Satellite Wars: China unveils ‘cheaper’ answer to GPS
Previously, the satellite constellation was only used by the country's military and government services. Now, it is being commercialized.
“The services now available include positioning, navigation, timing and short messages for China and surrounding areas. We hope BeiDou conquers 15 to 20 percent of the satellite services market in the Asia Pacific by 2015,” BeiDou spokesman Ran Chengqi announced at a press conference in Beijing, reported by Xinhua news agency.
China says that as it expands worldwide, the state-funded navigation system will bring in revenues of more than $60 billion a year.
At the moment, a user receiving BeiDou’s signal can determine their position to within ten meters. Most civilian GPS users are given positional data that is out by no more than 2 meters, but BeiDou’s makers say their services will be much cheaper than those of the US-government owned GPS.
BeiDou, which is the Chinese term for the Big Dipper star, is also expanding at an impressive rate, meaning it will soon be able to bridge the performance gap.

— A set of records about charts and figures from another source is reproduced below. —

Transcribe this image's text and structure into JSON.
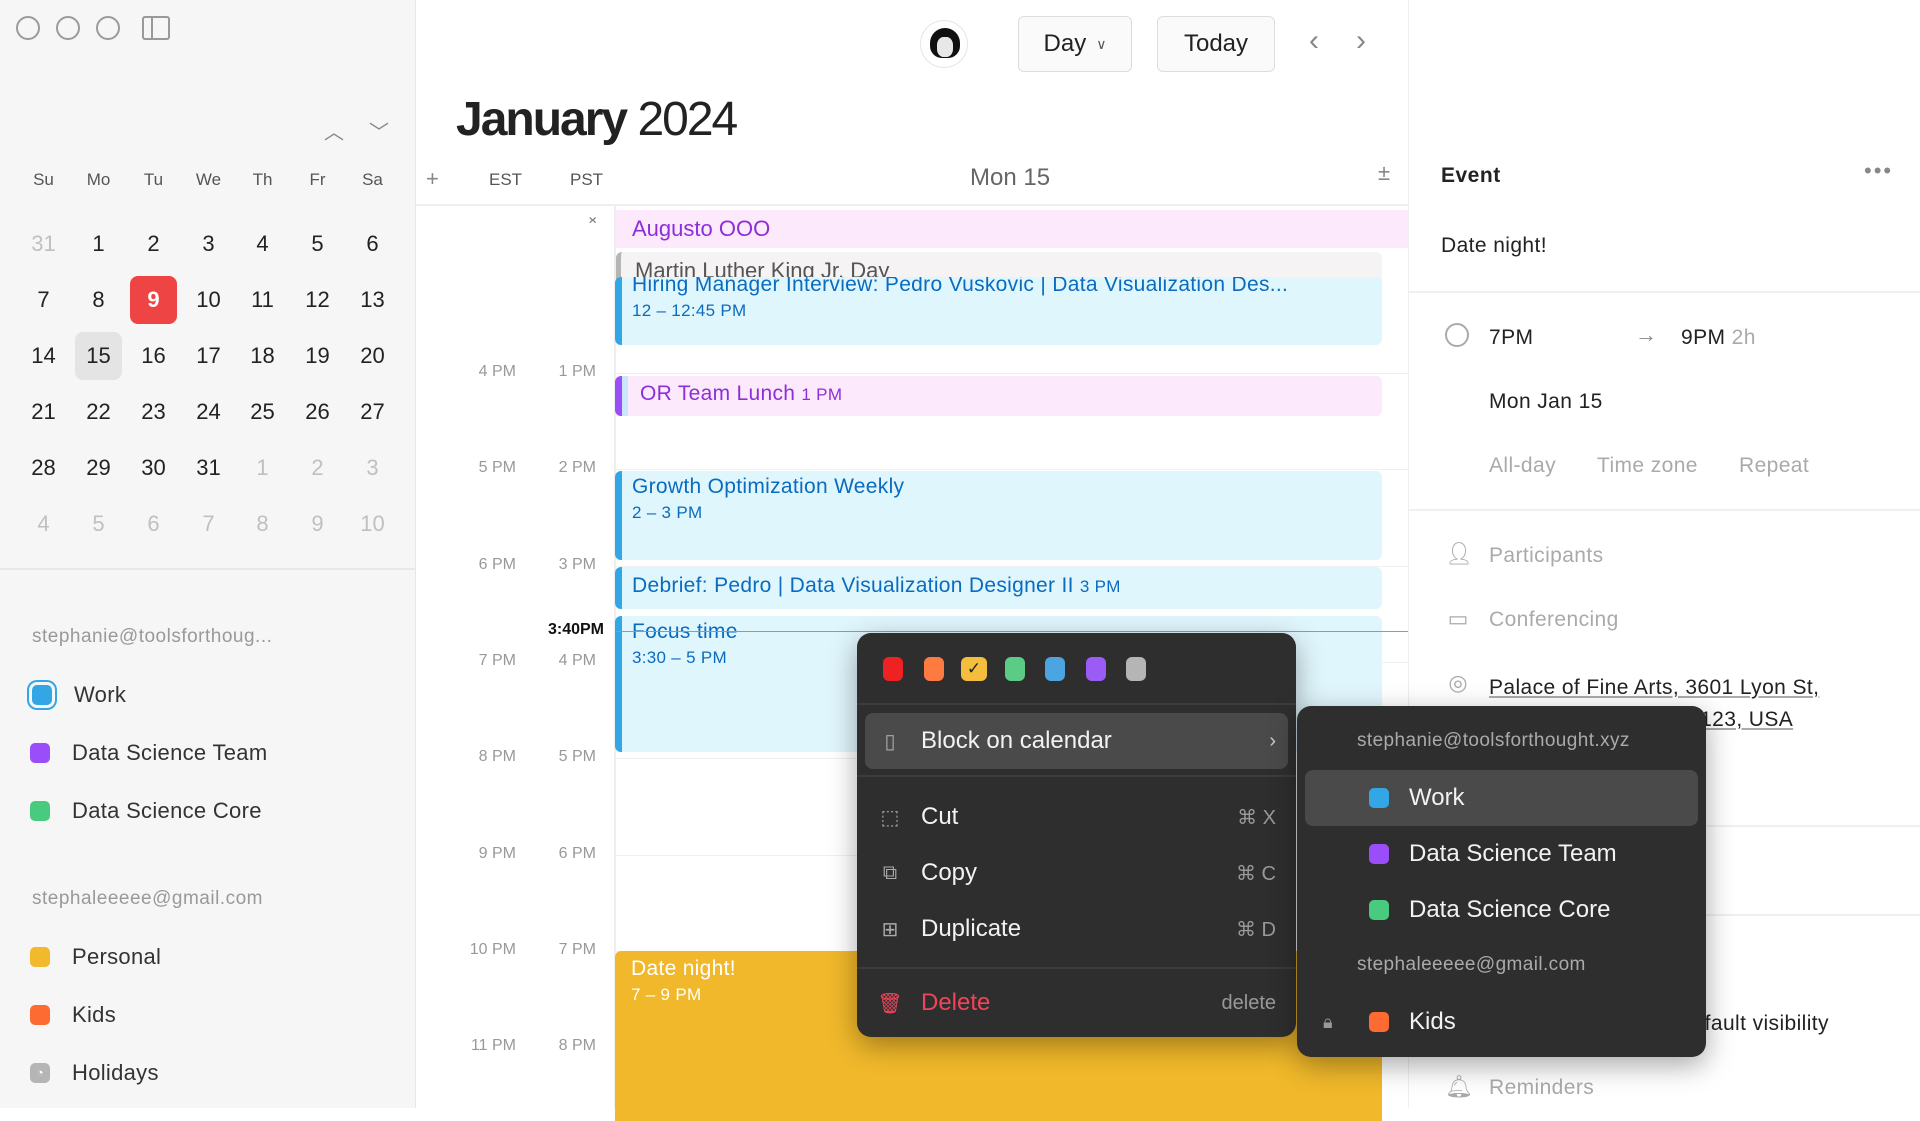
{
  "window": {
    "controls": [
      "close",
      "minimize",
      "zoom"
    ],
    "sidebar_toggle_icon": "sidebar-icon"
  },
  "mini_calendar": {
    "weekdays": [
      "Su",
      "Mo",
      "Tu",
      "We",
      "Th",
      "Fr",
      "Sa"
    ],
    "weeks": [
      [
        "31",
        "1",
        "2",
        "3",
        "4",
        "5",
        "6"
      ],
      [
        "7",
        "8",
        "9",
        "10",
        "11",
        "12",
        "13"
      ],
      [
        "14",
        "15",
        "16",
        "17",
        "18",
        "19",
        "20"
      ],
      [
        "21",
        "22",
        "23",
        "24",
        "25",
        "26",
        "27"
      ],
      [
        "28",
        "29",
        "30",
        "31",
        "1",
        "2",
        "3"
      ],
      [
        "4",
        "5",
        "6",
        "7",
        "8",
        "9",
        "10"
      ]
    ],
    "today": "9",
    "selected": "15"
  },
  "sidebar": {
    "accounts": [
      {
        "email": "stephanie@toolsforthoug...",
        "calendars": [
          {
            "name": "Work",
            "color": "#33a6e6"
          },
          {
            "name": "Data Science Team",
            "color": "#9b4dfa"
          },
          {
            "name": "Data Science Core",
            "color": "#48cb7e"
          }
        ]
      },
      {
        "email": "stephaleeeee@gmail.com",
        "calendars": [
          {
            "name": "Personal",
            "color": "#f2b92c"
          },
          {
            "name": "Kids",
            "color": "#fe6b32"
          },
          {
            "name": "Holidays",
            "color": "#b5b5b5"
          }
        ]
      }
    ]
  },
  "header": {
    "month": "January",
    "year": "2024",
    "view": "Day",
    "today_label": "Today",
    "day_label": "Mon 15",
    "tz1": "EST",
    "tz2": "PST"
  },
  "hours": {
    "est": [
      "4 PM",
      "5 PM",
      "6 PM",
      "7 PM",
      "8 PM",
      "9 PM",
      "10 PM",
      "11 PM"
    ],
    "pst": [
      "1 PM",
      "2 PM",
      "3 PM",
      "4 PM",
      "5 PM",
      "6 PM",
      "7 PM",
      "8 PM"
    ],
    "now": "3:40PM"
  },
  "all_day": [
    {
      "title": "Augusto OOO"
    },
    {
      "title": "Martin Luther King Jr. Day"
    }
  ],
  "events": [
    {
      "title": "Hiring Manager Interview: Pedro Vuskovic | Data Visualization Des...",
      "time": "12 – 12:45 PM"
    },
    {
      "title": "OR Team Lunch",
      "time": "1 PM"
    },
    {
      "title": "Growth Optimization Weekly",
      "time": "2 – 3 PM"
    },
    {
      "title": "Debrief: Pedro | Data Visualization Designer II",
      "time": "3 PM"
    },
    {
      "title": "Focus time",
      "time": "3:30 – 5 PM"
    },
    {
      "title": "Date night!",
      "time": "7 – 9 PM"
    }
  ],
  "panel": {
    "heading": "Event",
    "title": "Date night!",
    "start": "7PM",
    "end": "9PM",
    "duration": "2h",
    "date": "Mon Jan 15",
    "options": [
      "All-day",
      "Time zone",
      "Repeat"
    ],
    "participants": "Participants",
    "conferencing": "Conferencing",
    "location_line1": "Palace of Fine Arts, 3601 Lyon St,",
    "location_line2": "San Francisco, CA 94123, USA",
    "visibility": "Default visibility",
    "reminders": "Reminders"
  },
  "context_menu": {
    "colors": [
      "#ee2222",
      "#fd7a40",
      "#f4bd3e",
      "#5bcc85",
      "#4ca5e0",
      "#9a5cf5",
      "#b5b5b5"
    ],
    "selected_color": "#f4bd3e",
    "block": "Block on calendar",
    "items": [
      {
        "label": "Cut",
        "shortcut": "⌘ X"
      },
      {
        "label": "Copy",
        "shortcut": "⌘ C"
      },
      {
        "label": "Duplicate",
        "shortcut": "⌘ D"
      }
    ],
    "delete": "Delete",
    "delete_shortcut": "delete"
  },
  "submenu": {
    "account1": "stephanie@toolsforthought.xyz",
    "cals1": [
      {
        "name": "Work",
        "color": "#33a6e6"
      },
      {
        "name": "Data Science Team",
        "color": "#9b4dfa"
      },
      {
        "name": "Data Science Core",
        "color": "#48cb7e"
      }
    ],
    "account2": "stephaleeeee@gmail.com",
    "cals2": [
      {
        "name": "Kids",
        "color": "#fe6b32"
      }
    ]
  }
}
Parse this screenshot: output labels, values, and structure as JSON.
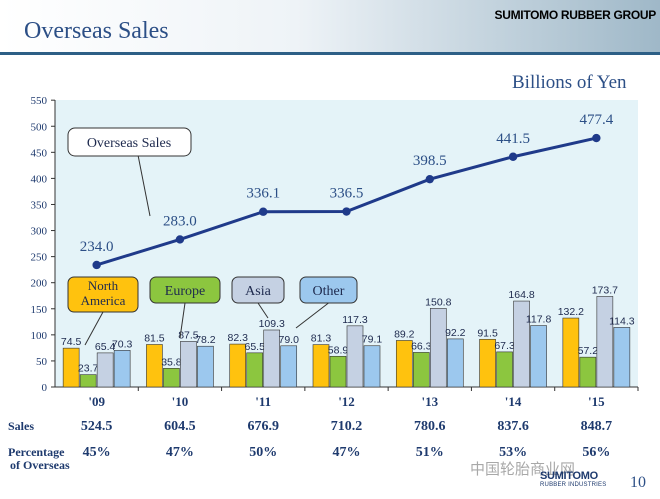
{
  "header": {
    "title": "Overseas Sales",
    "company": "SUMITOMO RUBBER GROUP",
    "unit": "Billions of Yen"
  },
  "colors": {
    "north_america": "#ffc20e",
    "europe": "#8cc63f",
    "asia": "#c5d1e3",
    "other": "#9cc8ee",
    "line": "#1f3a8a",
    "plot_bg": "#e4f3f8"
  },
  "chart_data": {
    "type": "bar",
    "title": "Overseas Sales",
    "unit": "Billions of Yen",
    "categories": [
      "'09",
      "'10",
      "'11",
      "'12",
      "'13",
      "'14",
      "'15"
    ],
    "ylim": [
      0,
      550
    ],
    "yticks": [
      0,
      50,
      100,
      150,
      200,
      250,
      300,
      350,
      400,
      450,
      500,
      550
    ],
    "grid": false,
    "series": [
      {
        "name": "North America",
        "legend": "North\nAmerica",
        "values": [
          74.5,
          81.5,
          82.3,
          81.3,
          89.2,
          91.5,
          132.2
        ]
      },
      {
        "name": "Europe",
        "values": [
          23.7,
          35.8,
          65.5,
          58.9,
          66.3,
          67.3,
          57.2
        ]
      },
      {
        "name": "Asia",
        "values": [
          65.4,
          87.5,
          109.3,
          117.3,
          150.8,
          164.8,
          173.7
        ]
      },
      {
        "name": "Other",
        "values": [
          70.3,
          78.2,
          79.0,
          79.1,
          92.2,
          117.8,
          114.3
        ]
      }
    ],
    "line_series": {
      "name": "Overseas Sales",
      "type": "line",
      "values": [
        234.0,
        283.0,
        336.1,
        336.5,
        398.5,
        441.5,
        477.4
      ]
    }
  },
  "table": {
    "sales_label": "Sales",
    "pct_label_line1": "Percentage",
    "pct_label_line2": "of Overseas",
    "sales": [
      "524.5",
      "604.5",
      "676.9",
      "710.2",
      "780.6",
      "837.6",
      "848.7"
    ],
    "percentage": [
      "45%",
      "47%",
      "50%",
      "47%",
      "51%",
      "53%",
      "56%"
    ]
  },
  "footer": {
    "page_number": "10",
    "watermark": "中国轮胎商业网",
    "logo_line1": "SUMITOMO",
    "logo_line2": "RUBBER INDUSTRIES"
  }
}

While GPS has been active since the 1970s, and has satellites in orbit that have been operating for two decades, BeiDou launched the first of its current generation satellites only five years ago.
GPS comprises 30 satellites, while BeiDou already has over fifteen, and is going to have another forty in orbit by the time the network is complete in 2020, at the cost of another $6 billion, according to Ran. The greater the number of satellites, the easier it is for the system to calculate location, time and velocity of moving objects.
But even if it matches the performance of the more established rival, BeiDou faces a long road to dislodging it from its dominance. As of now, 95 percent of equipment in China that uses a positioning system – and that includes mobile phones, navigators, watches and ATMs – relies on GPS services. The Chinese satellite data market is estimated to be worth almost $20 billion.
While BeiDou cannot be expected to supplant its successful predecessor instantaneously, many devices may be manufactured to receive signals from both of the systems, particularly with the government encouraging local producers to support the system. BeiDou receiver chips are currently more expensive than those for GPS, but prices should come down as they become more common.
Even if BeiDou does not hit its financial targets, it is still likely to be supported by Beijing at the behest of its armed forces, who are reluctant to rely on a foreign signal in all of its key military operations and equipment. BeiDou’s first incarnation – which was launched in 2000 and consists of 4 satellites – was a largely military program.
The global satellite navigation segment has become a crowded marketplace over the past decade, and looks to become even more so. Russia recently completed its constellation of Glonass satellites (though it has since lost one). Europe is unrolling its Galileo system, while other countries such as India and Japan plan to develop at least regional navigation networks.
Whether these systems can truly compete with already accepted and functionally efficient GPS, or whether they will remain vanity projects for emerging and powerful states, will be the big question over the next decade.